Anthropic isn’t rushing to release its tool widely. Because Claude Mythos Preview could be misused, the company does not plan to make it generally available. Instead, Project Glasswing will serve as a controlled testing ground where researchers can collaborate without handing dangerous capabilities to bad actors. The future of AI security depends on this kind of deliberate partnership — where discovery, disclosure, and patching happen in a trusted loop rather than a chaotic free-for-all. For everyday users, that means relying on open-source projects that embrace these practices will give you the best shot at secure software, now and down the road.
Frequently Asked Questions
How does Anthropic’s Claude Mythos Preview actually find and exploit zero-day vulnerabilities?
Claude Mythos Preview uses a specialized scanning approach to analyze open-source codebases for security weaknesses. It identifies patterns that often lead to exploitable bugs, then generates functional proof-of-concept code to demonstrate the vulnerability. This process helps developers understand the real-world risk before they release patches.
What are the 11 open-source bugs mentioned, and why are only 3 described?

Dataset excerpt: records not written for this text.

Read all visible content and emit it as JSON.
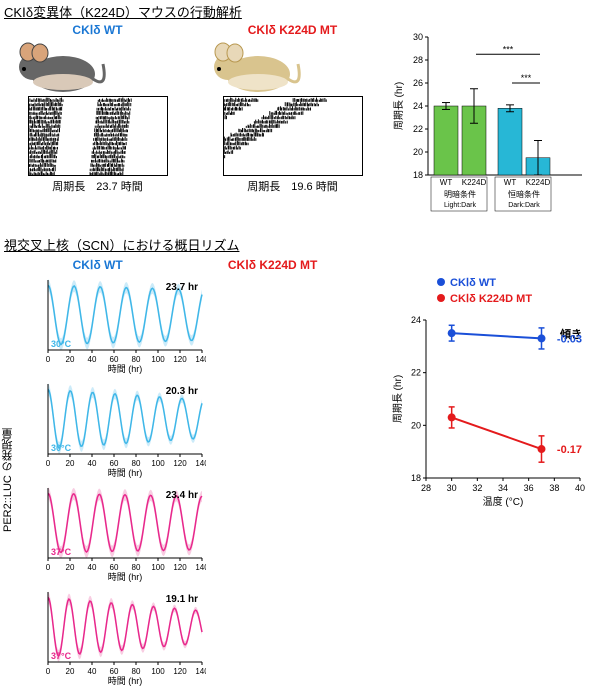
{
  "section1": {
    "title": "CKⅠδ変異体（K224D）マウスの行動解析",
    "wt_label": "CKⅠδ WT",
    "mt_label": "CKⅠδ K224D MT",
    "wt_color": "#1a77d4",
    "mt_color": "#e41a1c",
    "wt_mouse_body": "#666666",
    "mt_mouse_body": "#d9c48e",
    "period_caption_prefix": "周期長",
    "wt_period_hr": "23.7 時間",
    "mt_period_hr": "19.6 時間"
  },
  "bar_chart": {
    "ylabel": "周期長 (hr)",
    "ylim": [
      18,
      30
    ],
    "yticks": [
      18,
      20,
      22,
      24,
      26,
      28,
      30
    ],
    "groups": [
      {
        "name": "明暗条件",
        "name_en": "Light:Dark",
        "bars": [
          {
            "label": "WT",
            "value": 24.0,
            "err": 0.3,
            "color": "#6ac44a"
          },
          {
            "label": "K224D",
            "value": 24.0,
            "err": 1.5,
            "color": "#6ac44a"
          }
        ]
      },
      {
        "name": "恒暗条件",
        "name_en": "Dark:Dark",
        "bars": [
          {
            "label": "WT",
            "value": 23.8,
            "err": 0.3,
            "color": "#27b7d6"
          },
          {
            "label": "K224D",
            "value": 19.5,
            "err": 1.5,
            "color": "#27b7d6"
          }
        ]
      }
    ],
    "sig1": "***",
    "sig2": "***"
  },
  "section2": {
    "title": "視交叉上核（SCN）における概日リズム",
    "wt_label": "CKⅠδ WT",
    "mt_label": "CKⅠδ K224D MT",
    "ylabel": "PER2::LUC の発現量",
    "xlabel": "時間 (hr)",
    "xlim": [
      0,
      140
    ],
    "xticks": [
      0,
      20,
      40,
      60,
      80,
      100,
      120,
      140
    ],
    "traces": [
      {
        "temp": "30°C",
        "period": "23.7 hr",
        "color": "#3fb7e8",
        "band": "#bfe6f7",
        "cycles": 5.9,
        "damp": 0.15
      },
      {
        "temp": "30°C",
        "period": "20.3 hr",
        "color": "#3fb7e8",
        "band": "#bfe6f7",
        "cycles": 6.9,
        "damp": 0.35
      },
      {
        "temp": "37°C",
        "period": "23.4 hr",
        "color": "#e8288c",
        "band": "#f6c0db",
        "cycles": 6.0,
        "damp": 0.1
      },
      {
        "temp": "37°C",
        "period": "19.1 hr",
        "color": "#e8288c",
        "band": "#f6c0db",
        "cycles": 7.3,
        "damp": 0.45
      }
    ]
  },
  "slope_chart": {
    "ylabel": "周期長 (hr)",
    "xlabel": "温度 (°C)",
    "xlim": [
      28,
      40
    ],
    "xticks": [
      28,
      30,
      32,
      34,
      36,
      38,
      40
    ],
    "ylim": [
      18,
      24
    ],
    "yticks": [
      18,
      20,
      22,
      24
    ],
    "wt_label": "CKⅠδ WT",
    "mt_label": "CKⅠδ K224D MT",
    "slope_label": "傾き",
    "series": [
      {
        "color": "#1a4fd8",
        "points": [
          {
            "x": 30,
            "y": 23.5,
            "err": 0.3
          },
          {
            "x": 37,
            "y": 23.3,
            "err": 0.4
          }
        ],
        "slope": "-0.03"
      },
      {
        "color": "#e41a1c",
        "points": [
          {
            "x": 30,
            "y": 20.3,
            "err": 0.4
          },
          {
            "x": 37,
            "y": 19.1,
            "err": 0.5
          }
        ],
        "slope": "-0.17"
      }
    ]
  }
}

The 11 bugs span different projects and categories of security flaws found across public repositories. Only 3 are described in detail because they represent distinct vulnerability types that the AI finds open source systems can commonly overlook. The remaining 8 are similar in nature to these examples, making full description redundant for practical understanding.
Is it safe to let an AI create functional exploits—could this be misused?
Creating functional exploits through AI carries risks, but the approach follows responsible disclosure practices. The exploits are shared only with project maintainers for patching, not publicly released. This controlled process helps you understand real threats while giving developers time to fix issues before bad actors can use them.